Эд Лейн нахмурился, обдумывая ответ. Потом его лицо просветлело.
– Мне кажется, вы хотите оскорбить меня, – сказал он. – Но дело в том, что в моей деревне не выращивают капусту.
Обезоруженная Эми покачала головой.
– Конечно, она сразу разбежалась, как только вы уехали из деревни… Ладно, заходите на кухню, вы успеете выпить чашку чаю, пока я схожу предупредить мадам.
– Я не доверяю вашему чаю, вы вполне способны отравить его, – улыбнулся Лейн.
– Наверное, мне давно следовало сделать это, – сказала Эми. – Но от такого поступка у меня будет больше неприятностей, чем от вас.
Несмотря на то, что двери в кухню были достаточной ширины и высоты, Лейн протиснулся в нее боком, наклонив голову. Такое поведение давно стало у него рефлексом. Он нередко набивал шишки и отрывал пуговицы с мундира, когда ему приходилось заходить в ирландские хижины. Второй констебль молча последовал за ним.
– Если бы у вас были мозги размером хотя бы с орех, – сказала Эми, – вы не стали бы гоняться за патриотами. И не надо дуть на чай, вы не в своих диких горах!
– Вы называете их патриотами, – буркнул Лейн, отодвигая чашку. – На самом деле это бунтовщики. И если бы я не делал эту работу, ее на моем месте делал бы кто-нибудь другой, и возможно, он был бы гораздо хуже меня.
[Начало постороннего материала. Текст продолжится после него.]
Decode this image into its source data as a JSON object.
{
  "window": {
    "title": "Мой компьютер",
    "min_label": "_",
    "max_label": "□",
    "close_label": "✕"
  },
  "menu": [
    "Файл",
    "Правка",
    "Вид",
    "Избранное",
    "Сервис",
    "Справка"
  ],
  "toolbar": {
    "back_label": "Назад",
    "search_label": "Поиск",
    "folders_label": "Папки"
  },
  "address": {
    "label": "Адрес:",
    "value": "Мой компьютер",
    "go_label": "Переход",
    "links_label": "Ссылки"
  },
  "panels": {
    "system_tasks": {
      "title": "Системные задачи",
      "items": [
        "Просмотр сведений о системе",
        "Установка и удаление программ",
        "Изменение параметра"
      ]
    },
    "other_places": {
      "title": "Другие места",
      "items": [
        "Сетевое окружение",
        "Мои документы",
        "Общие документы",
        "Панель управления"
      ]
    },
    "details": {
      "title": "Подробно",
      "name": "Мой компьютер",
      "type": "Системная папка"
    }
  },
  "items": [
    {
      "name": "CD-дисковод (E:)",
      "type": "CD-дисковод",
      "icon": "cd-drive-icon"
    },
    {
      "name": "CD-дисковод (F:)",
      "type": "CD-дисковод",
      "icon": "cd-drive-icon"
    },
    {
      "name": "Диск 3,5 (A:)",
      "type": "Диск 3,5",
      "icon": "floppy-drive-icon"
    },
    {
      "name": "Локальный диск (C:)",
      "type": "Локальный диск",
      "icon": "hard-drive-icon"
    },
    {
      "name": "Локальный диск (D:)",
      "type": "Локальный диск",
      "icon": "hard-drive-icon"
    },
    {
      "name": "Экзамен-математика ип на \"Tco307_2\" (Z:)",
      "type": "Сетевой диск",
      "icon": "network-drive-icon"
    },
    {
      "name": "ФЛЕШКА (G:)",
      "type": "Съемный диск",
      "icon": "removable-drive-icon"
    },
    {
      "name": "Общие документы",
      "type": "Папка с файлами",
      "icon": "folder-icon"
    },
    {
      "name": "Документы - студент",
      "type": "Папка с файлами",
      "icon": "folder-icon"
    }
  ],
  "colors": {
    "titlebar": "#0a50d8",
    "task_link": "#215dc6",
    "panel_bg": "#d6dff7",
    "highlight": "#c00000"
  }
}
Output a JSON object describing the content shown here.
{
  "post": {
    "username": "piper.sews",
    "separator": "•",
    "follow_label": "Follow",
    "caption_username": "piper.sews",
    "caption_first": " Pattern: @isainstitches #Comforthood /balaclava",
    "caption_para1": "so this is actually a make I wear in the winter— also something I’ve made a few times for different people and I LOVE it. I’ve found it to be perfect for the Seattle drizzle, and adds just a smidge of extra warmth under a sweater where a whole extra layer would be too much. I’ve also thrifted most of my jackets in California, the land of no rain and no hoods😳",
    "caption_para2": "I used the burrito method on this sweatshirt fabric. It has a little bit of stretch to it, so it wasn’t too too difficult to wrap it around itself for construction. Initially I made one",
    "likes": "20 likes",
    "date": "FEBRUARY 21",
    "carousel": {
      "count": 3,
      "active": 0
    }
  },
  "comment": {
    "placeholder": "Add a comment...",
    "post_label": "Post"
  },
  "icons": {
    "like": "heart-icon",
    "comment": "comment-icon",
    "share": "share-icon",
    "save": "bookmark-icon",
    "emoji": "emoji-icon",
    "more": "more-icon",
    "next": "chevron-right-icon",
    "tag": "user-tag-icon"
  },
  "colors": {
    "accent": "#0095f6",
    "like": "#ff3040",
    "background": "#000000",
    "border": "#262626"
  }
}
И не надо придираться, я не дул на чай, а пил его.
– Конечно, в колесе телеги нет ничего плохого, но если оно проедет по вашей ноге.
– Не будьте растяпой, вовремя убирайте свою ногу из-под колеса, – фыркнул Лейн.
– Смотрите, как бы чашка не застряла у вас в усах, – съязвила Эми.
Леди Гарриэтта, предупрежденная о появлении полицейских, прислала горничную выяснить цель их визита. Она должна была решить, стоит ли ради них отвлекать от работы сэра Джона.
Когда юная девушка появилась в кухне, полицейские встали и вежливо поздоровались с ней. Джейн было семнадцать лет, и она выглядела слишком миниатюрной для своего возраста. Ей пришлось задрать голову, чтобы увидеть высоко над собой синие глаза констебля и белые зубы под усами. Лейн сказал, что они должны сообщить сэру Джону о появлении в округе опасного мятежника, вожака большой банды. Его звали Уг О’Фарран; по слухам, он был потомком древнего ирландского короля, одного из местных вождей во времена до объединения Ирландии с Англией.
– Конечно, это было объединение с использованием оружия, – заметила Эми.
– Так всегда бывает при объединении, – пояснил Лейн. – Неизвестно, где О’Фарран скрывается сейчас, но все с волнением говорят о нем. Король он или нет, находится он в этих краях или нет, все равно в ближайшие дни следует ожидать стрельбы, взрывов и других идиотских происшествий.
– Не вижу здесь других идиотов, кроме вас, – сказала Эми.
Эд Лейн не удостоил ее ответной реплики. Он не сводил глаз со светлой головки Джейн и миловидного личика, смотревшего на него с почти детским выражением.
– Мы объезжаем округу и предупреждаем всех местных господ, чтобы они предприняли необходимые меры. Сейчас не стоит отправляться в дорогу в одиночку, да и ружье взять с собой не помешает.
– Эд Лейн, – перебила его Эми, – поберегите ваши глупости для другого места и других ушей. Сент-Альбан не боится патриотов. Память
о сэре Джонатане – лучшая защита для него, да и сэр Джон тоже достоин называться настоящим ирландцем. Его пять дочерей – настоящее сокровище, и ни один человек, сражающийся за свободу, не позволит упасть ни одному волоску с их головы! Но я надеюсь, что они догадаются отрубить вашу голову!
– Если мадемуазель не возражает, я бы выпил еще чашечку чаю! – сказал Лейн.
– Постойте, чем это здесь пахнет? – внезапно негромко сказала Эми.
Принюхиваясь, словно охотничья собака, она подошла к двери, ведущей в коридор, и резко распахнула ее. За дверью, согнувшись, подслушивала малышка Брижит, державшая в руках две медных керосиновых лампы.
Испуганная Брижит умчалась, оставляя за собой запах керосина. Эми, проводившая девушку обещанием сломать метлу о ее голову, захлопнула дверь с выражением отвращения на лице.
– Керосин – это поистине дьявольское изобретение! – проворчала она. – Я уверена, что его используют, чтобы обогревать ад. Кроме того, в аду на керосине поджаривают грешников, и вместо воды им приходится пить керосин. К счастью, туда попадают главным образом англичане.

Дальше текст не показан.